Friday, January 19, 2007
Last Thursday, we talked about the romantic relationship between Faust and Gretchen in Goethe's Faust during the European Lit seminar. According to Dr T's calculations, after studying Philosophy and Divinity and what have you to the level of Doctor and "leading students by the nose" for many years, Faust should be around 43. And Gretchen's supposed to be 14. So a guy of 43 has a child with a girl who's a child. Shocking, isn't it?
Not really, if you consider that such preposterous age gaps between husband and wife were not considered perverse before the mid-20th century or so. And this brings to mind what my class used to say when we were studying Lit in JC: the basic lesson that Lit teaches us is that it's always the older guy who gets the young girl.
A brief survey of my 'A' level Lit texts furnishes us with enough examples. Pope's Eloisa to Abelard is about a young girl of 18 who married a 40 year-old guy who was her religious teacher (!) and who had dumped her once he got castrated (!!). In all due contrition he became a priest and compelled his wife to enter the convent, where she pined every day for him. To me, Abelard is the epitome of the species called the Spineless Male Wimp.
Then there's the marriage of the humbug industrialist Bounderby and the young Louisa in Hard Times, the marriage of Colonel Brandon and Marianne in Sense and Sensibility and the marriage between the old schoolmaster Phillotson and the sadomasochistic maniac Sue in Jude the Obscure.

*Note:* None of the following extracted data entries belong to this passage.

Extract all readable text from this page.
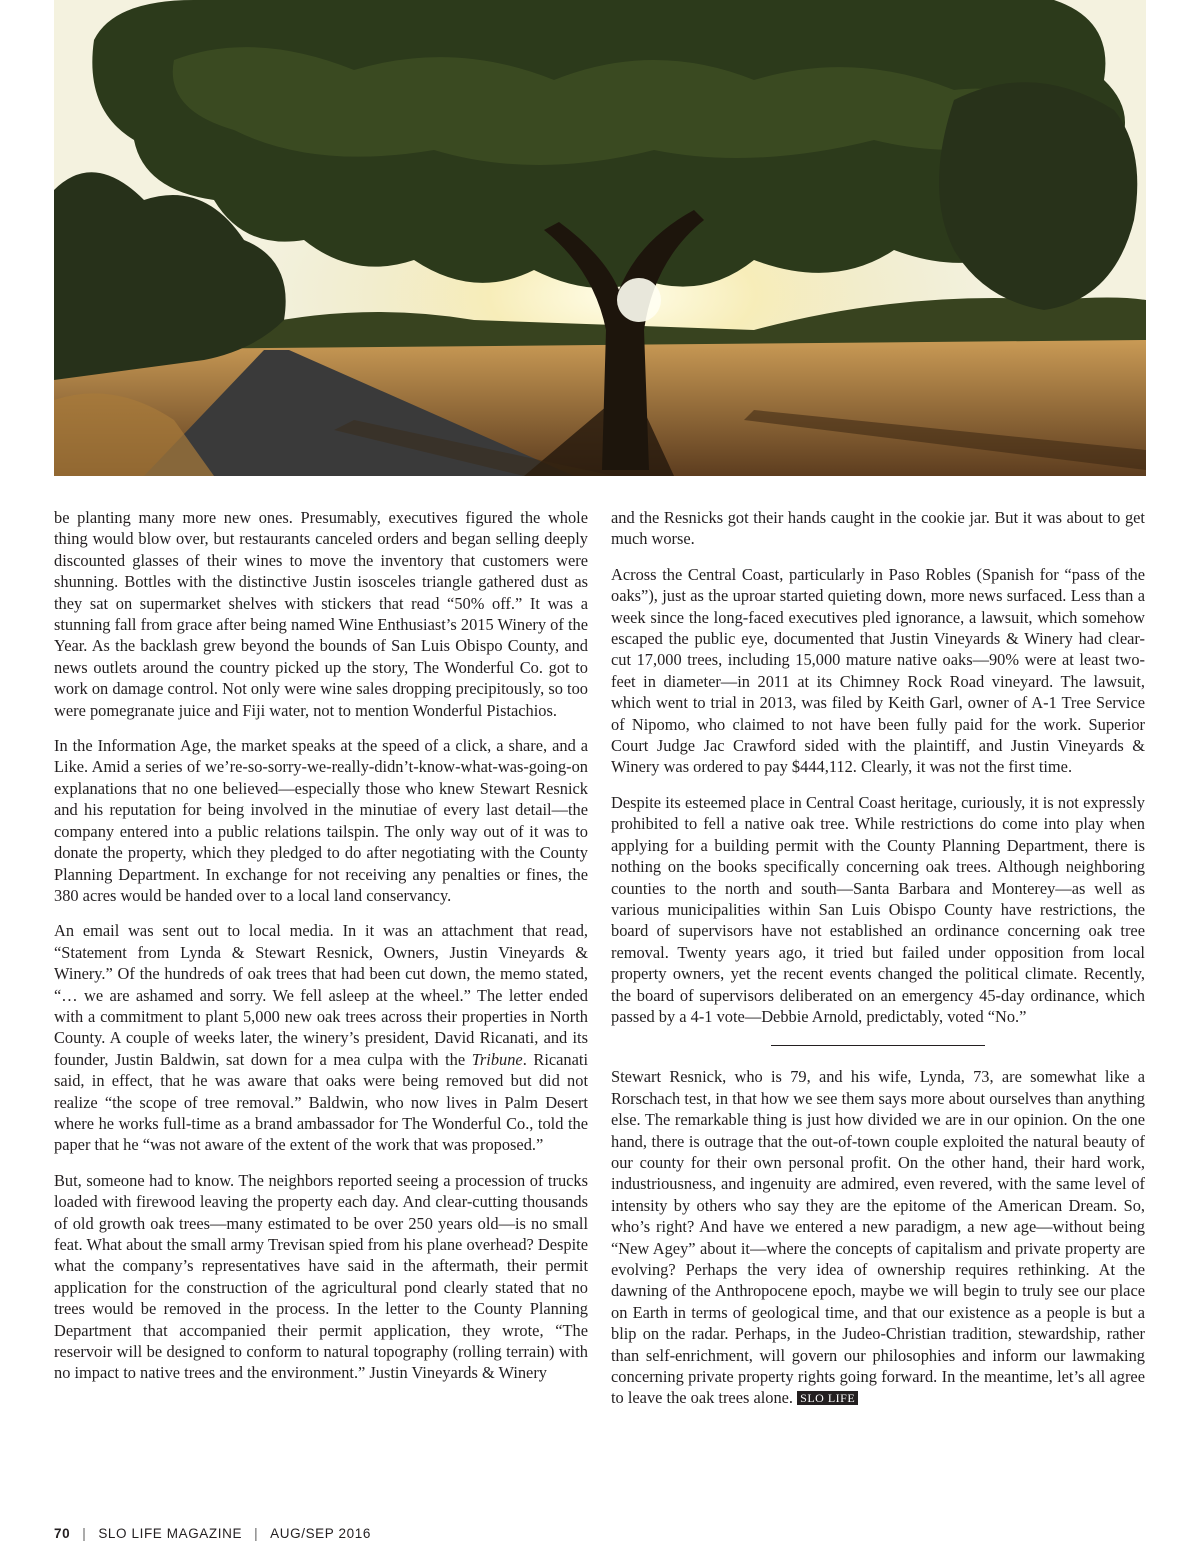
be planting many more new ones. Presumably, executives figured the whole thing would blow over, but restaurants canceled orders and began selling deeply discounted glasses of their wines to move the inventory that customers were shunning. Bottles with the distinctive Justin isosceles triangle gathered dust as they sat on supermarket shelves with stickers that read “50% off.” It was a stunning fall from grace after being named Wine Enthusiast’s 2015 Winery of the Year. As the backlash grew beyond the bounds of San Luis Obispo County, and news outlets around the country picked up the story, The Wonderful Co. got to work on damage control. Not only were wine sales dropping precipitously, so too were pomegranate juice and Fiji water, not to mention Wonderful Pistachios.

In the Information Age, the market speaks at the speed of a click, a share, and a Like. Amid a series of we’re-so-sorry-we-really-didn’t-know-what-was-going-on explanations that no one believed—especially those who knew Stewart Resnick and his reputation for being involved in the minutiae of every last detail—the company entered into a public relations tailspin. The only way out of it was to donate the property, which they pledged to do after negotiating with the County Planning Department. In exchange for not receiving any penalties or fines, the 380 acres would be handed over to a local land conservancy.

An email was sent out to local media. In it was an attachment that read, “Statement from Lynda & Stewart Resnick, Owners, Justin Vineyards & Winery.” Of the hundreds of oak trees that had been cut down, the memo stated, “… we are ashamed and sorry. We fell asleep at the wheel.” The letter ended with a commitment to plant 5,000 new oak trees across their properties in North County. A couple of weeks later, the winery’s president, David Ricanati, and its founder, Justin Baldwin, sat down for a mea culpa with the Tribune. Ricanati said, in effect, that he was aware that oaks were being removed but did not realize “the scope of tree removal.” Baldwin, who now lives in Palm Desert where he works full-time as a brand ambassador for The Wonderful Co., told the paper that he “was not aware of the extent of the work that was proposed.”

But, someone had to know. The neighbors reported seeing a procession of trucks loaded with firewood leaving the property each day. And clear-cutting thousands of old growth oak trees—many estimated to be over 250 years old—is no small feat. What about the small army Trevisan spied from his plane overhead? Despite what the company’s representatives have said in the aftermath, their permit application for the construction of the agricultural pond clearly stated that no trees would be removed in the process. In the letter to the County Planning Department that accompanied their permit application, they wrote, “The reservoir will be designed to conform to natural topography (rolling terrain) with no impact to native trees and the environment.” Justin Vineyards & Winery

and the Resnicks got their hands caught in the cookie jar. But it was about to get much worse.

Across the Central Coast, particularly in Paso Robles (Spanish for “pass of the oaks”), just as the uproar started quieting down, more news surfaced. Less than a week since the long-faced executives pled ignorance, a lawsuit, which somehow escaped the public eye, documented that Justin Vineyards & Winery had clear-cut 17,000 trees, including 15,000 mature native oaks—90% were at least two-feet in diameter—in 2011 at its Chimney Rock Road vineyard. The lawsuit, which went to trial in 2013, was filed by Keith Garl, owner of A-1 Tree Service of Nipomo, who claimed to not have been fully paid for the work. Superior Court Judge Jac Crawford sided with the plaintiff, and Justin Vineyards & Winery was ordered to pay $444,112. Clearly, it was not the first time.

Despite its esteemed place in Central Coast heritage, curiously, it is not expressly prohibited to fell a native oak tree. While restrictions do come into play when applying for a building permit with the County Planning Department, there is nothing on the books specifically concerning oak trees. Although neighboring counties to the north and south—Santa Barbara and Monterey—as well as various municipalities within San Luis Obispo County have restrictions, the board of supervisors have not established an ordinance concerning oak tree removal. Twenty years ago, it tried but failed under opposition from local property owners, yet the recent events changed the political climate. Recently, the board of supervisors deliberated on an emergency 45-day ordinance, which passed by a 4-1 vote—Debbie Arnold, predictably, voted “No.”

Stewart Resnick, who is 79, and his wife, Lynda, 73, are somewhat like a Rorschach test, in that how we see them says more about ourselves than anything else. The remarkable thing is just how divided we are in our opinion. On the one hand, there is outrage that the out-of-town couple exploited the natural beauty of our county for their own personal profit. On the other hand, their hard work, industriousness, and ingenuity are admired, even revered, with the same level of intensity by others who say they are the epitome of the American Dream. So, who’s right? And have we entered a new paradigm, a new age—without being “New Agey” about it—where the concepts of capitalism and private property are evolving? Perhaps the very idea of ownership requires rethinking. At the dawning of the Anthropocene epoch, maybe we will begin to truly see our place on Earth in terms of geological time, and that our existence as a people is but a blip on the radar. Perhaps, in the Judeo-Christian tradition, stewardship, rather than self-enrichment, will govern our philosophies and inform our lawmaking concerning private property rights going forward. In the meantime, let’s all agree to leave the oak trees alone. SLO LIFE

70 | SLO LIFE MAGAZINE | AUG/SEP 2016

Although some of these literary marriages are really horrendous affairs, I'm not against the idea of marriage between older men and younger girls. I belive that if two people have enough common interests and have affinity with one another, age shouldn't be a large obstacle to 'love' (in the discursive rather than essential sense, but I run the risk of sounding like Robyn Penrose here). Moreover, as most girls who have grown up in girls' schools will tell you, older men can be far more attractive than guys one's age. They're usually more mature, more sensitive to one's needs and more intelligent. But then again, 43 and 14 just seems a little too close to paedophilia for comfort.